Now we get to the meat of the machine. Some of the most important areas to look at on a machine you want to refurbish / repair are interior mechanics and the exterior bobbin case and hook assembly. A cosmetic finish can be replaced. But the mechanical components must be functional to make it worth it. A machine can look beautiful on the outside, but be a hot mess inside. Let’s look inside of this cutie.
After removing the oil drip cover, there is some evidence of rusting, but nothing that concerns me. Those mechanics should clean up well with some kerosene and machine oil. The part that worried me was the bobbin case and hook area. There is significant evidence of rust. The bobbin case was completely seized onto the hook assembly, and the hand wheel and assembly could not move. This machine wasn’t going anywhere. Furthermore, the bobbin case lever was “free swinging” and no longer moved the bobbin case slide. The bobbin case became the first order of business!
First, get it out, carefully.
Second, remove as much rust as possible and try to disassemble it.
Original, vintage bobbin cases are always best if your machine has one, and can be cleaned up enough to function. A replacement can cost anywhere between $75 – over $120 depending on if you are after a reproduction or a replacement vintage model.
As luck, and patience, would have it, I was able to use machine oil to gradually get the case to budge. Normally, you could remove the case with part of the hook assembly, but that was rusted in place too.
Here are some pics of the bobbin case after extraction and before I was able to get the bobbin removed. Yes, the bobbin was also stuck in the case. Fun fact. As I accessed the bobbin and started removing the threads so that I could see better, I took off no less than five different colors of bobbin thread! Is that a thing, to wind many colors of thread on the same bobbin?
I mentioned that the slide was seized on the case from rust. After soaking it overnight in kerosene, scrubbing it, leveraging some WD40 and some gentle tiny mallet tapping, I finally removed the slide. To my utter surprise, the tiny spring inside was not rusted out, just surrounded and the slide unable to move.
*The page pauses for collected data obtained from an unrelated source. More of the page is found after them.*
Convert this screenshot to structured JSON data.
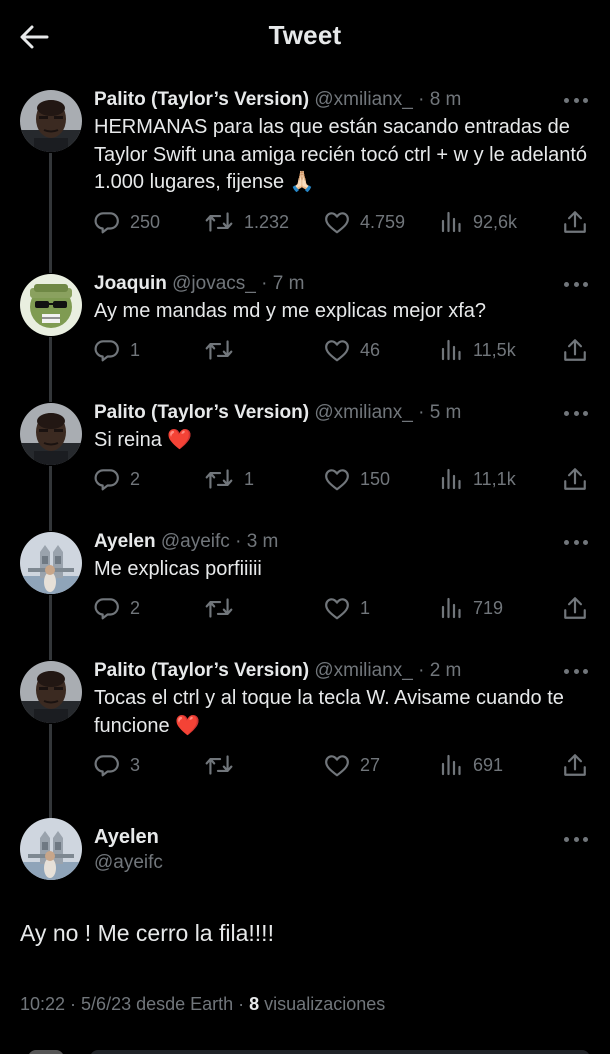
{
  "header": {
    "title": "Tweet"
  },
  "replies": [
    {
      "name": "Palito (Taylor’s Version)",
      "handle": "@xmilianx_",
      "time": "· 8 m",
      "text": "HERMANAS para las que están sacando entradas de Taylor Swift una amiga recién tocó ctrl + w y le adelantó 1.000 lugares, fijense 🙏🏻",
      "avatar": "palito",
      "replies": "250",
      "retweets": "1.232",
      "likes": "4.759",
      "views": "92,6k"
    },
    {
      "name": "Joaquin",
      "handle": "@jovacs_",
      "time": "· 7 m",
      "text": "Ay me mandas md y me explicas mejor xfa?",
      "avatar": "joaquin",
      "replies": "1",
      "retweets": "",
      "likes": "46",
      "views": "11,5k"
    },
    {
      "name": "Palito (Taylor’s Version)",
      "handle": "@xmilianx_",
      "time": "· 5 m",
      "text": "Si reina ❤️",
      "avatar": "palito",
      "replies": "2",
      "retweets": "1",
      "likes": "150",
      "views": "11,1k"
    },
    {
      "name": "Ayelen",
      "handle": "@ayeifc",
      "time": "· 3 m",
      "text": "Me explicas porfiiiii",
      "avatar": "ayelen",
      "replies": "2",
      "retweets": "",
      "likes": "1",
      "views": "719"
    },
    {
      "name": "Palito (Taylor’s Version)",
      "handle": "@xmilianx_",
      "time": "· 2 m",
      "text": "Tocas el ctrl y al toque la tecla W. Avisame cuando te funcione ❤️",
      "avatar": "palito",
      "replies": "3",
      "retweets": "",
      "likes": "27",
      "views": "691"
    }
  ],
  "main_tweet": {
    "name": "Ayelen",
    "handle": "@ayeifc",
    "text": "Ay no ! Me cerro la fila!!!!",
    "timestamp": "10:22 · 5/6/23 desde Earth · ",
    "views_count": "8",
    "views_label": " visualizaciones"
  },
  "colors": {
    "background": "#000000",
    "text": "#e7e9ea",
    "muted": "#71767b",
    "thread_line": "#333639"
  },
  "icons": [
    "back-arrow-icon",
    "more-icon",
    "reply-icon",
    "retweet-icon",
    "like-icon",
    "views-icon",
    "share-icon"
  ]
}
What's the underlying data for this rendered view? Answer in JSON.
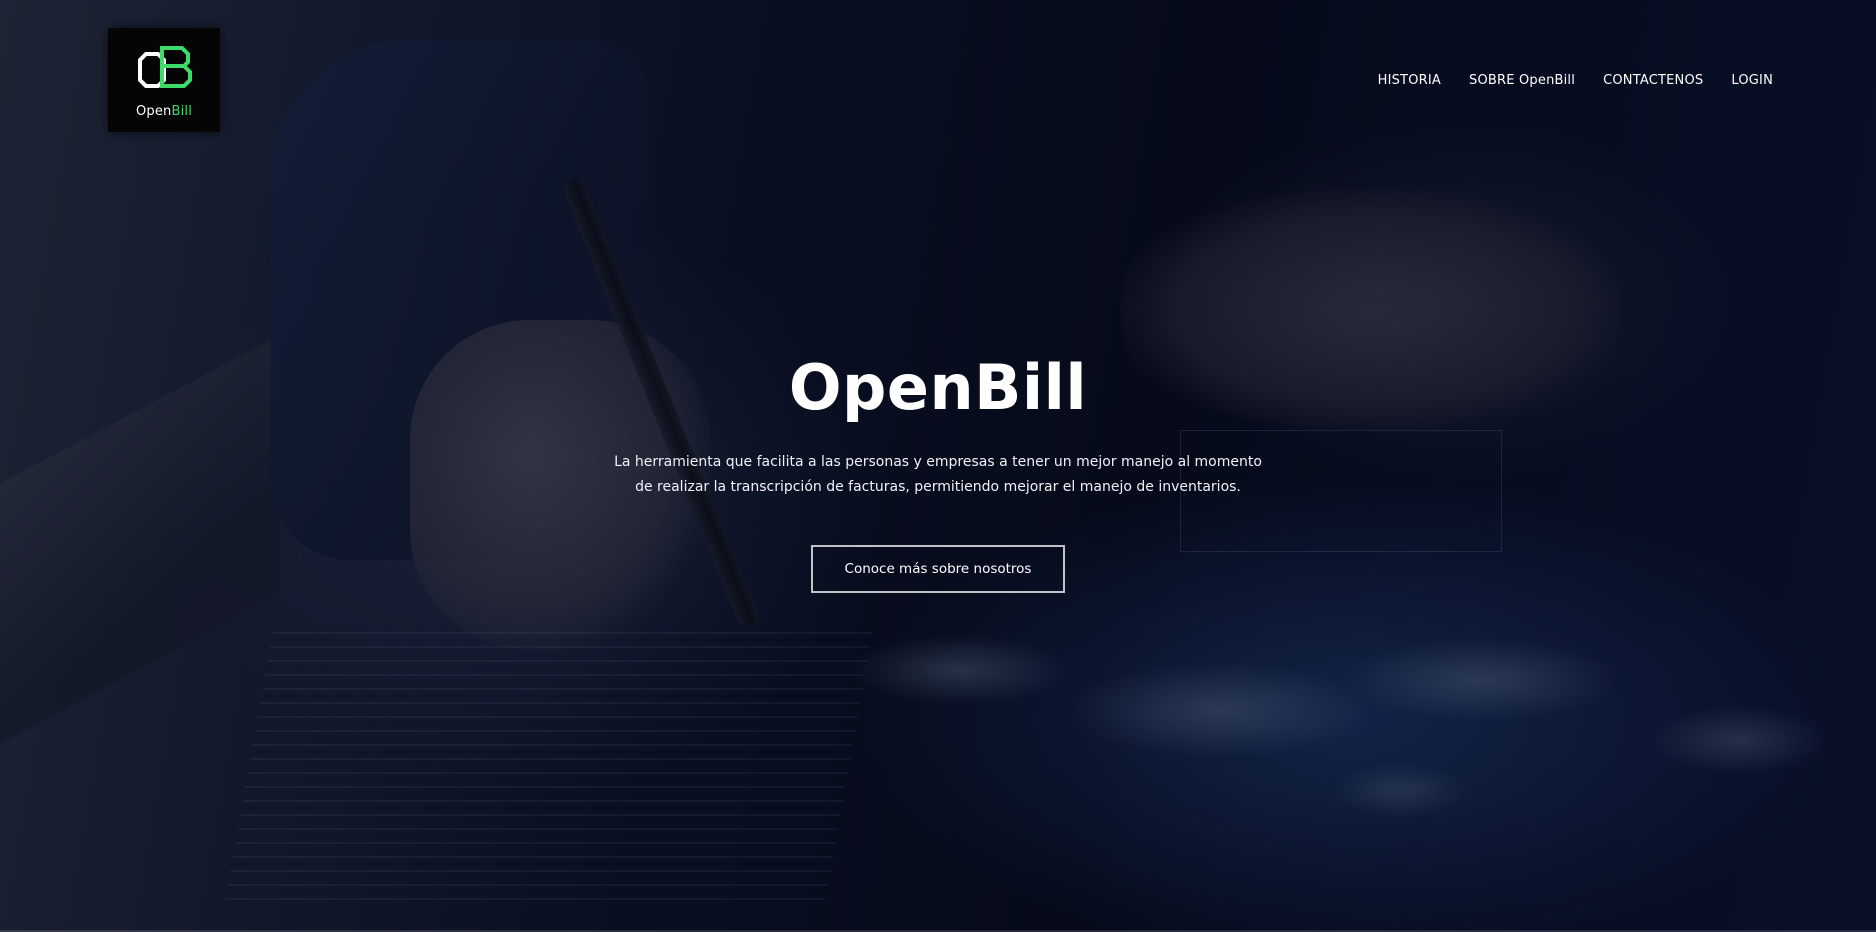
{
  "brand": {
    "name_part1": "Open",
    "name_part2": "Bill",
    "logo_icon": "ob-monogram-icon",
    "accent_color": "#3ddc6a"
  },
  "nav": {
    "items": [
      {
        "label": "HISTORIA"
      },
      {
        "label": "SOBRE OpenBill"
      },
      {
        "label": "CONTACTENOS"
      },
      {
        "label": "LOGIN"
      }
    ]
  },
  "hero": {
    "title": "OpenBill",
    "subtitle_line1": "La herramienta que facilita a las personas y empresas a tener un mejor manejo al momento",
    "subtitle_line2": "de realizar la transcripción de facturas, permitiendo mejorar el manejo de inventarios.",
    "cta_label": "Conoce más sobre nosotros"
  },
  "colors": {
    "background": "#0a1020",
    "text": "#ffffff"
  }
}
This story has a happy ending in store I think.
I was able to get the case cleaned up and buffed. I might have to work on the interior more and test out the other spring. However, the slide and lever is now functional again, AND will fit on and off of the hook assembly! This is a very good point to be. The next line of business is the hook assembly itself, another $110 part to replace. Let’s hope we don’t have to do that.
Scorecard so far: Only one part that must be replaced, the belt, and that part is ordered and in the mail!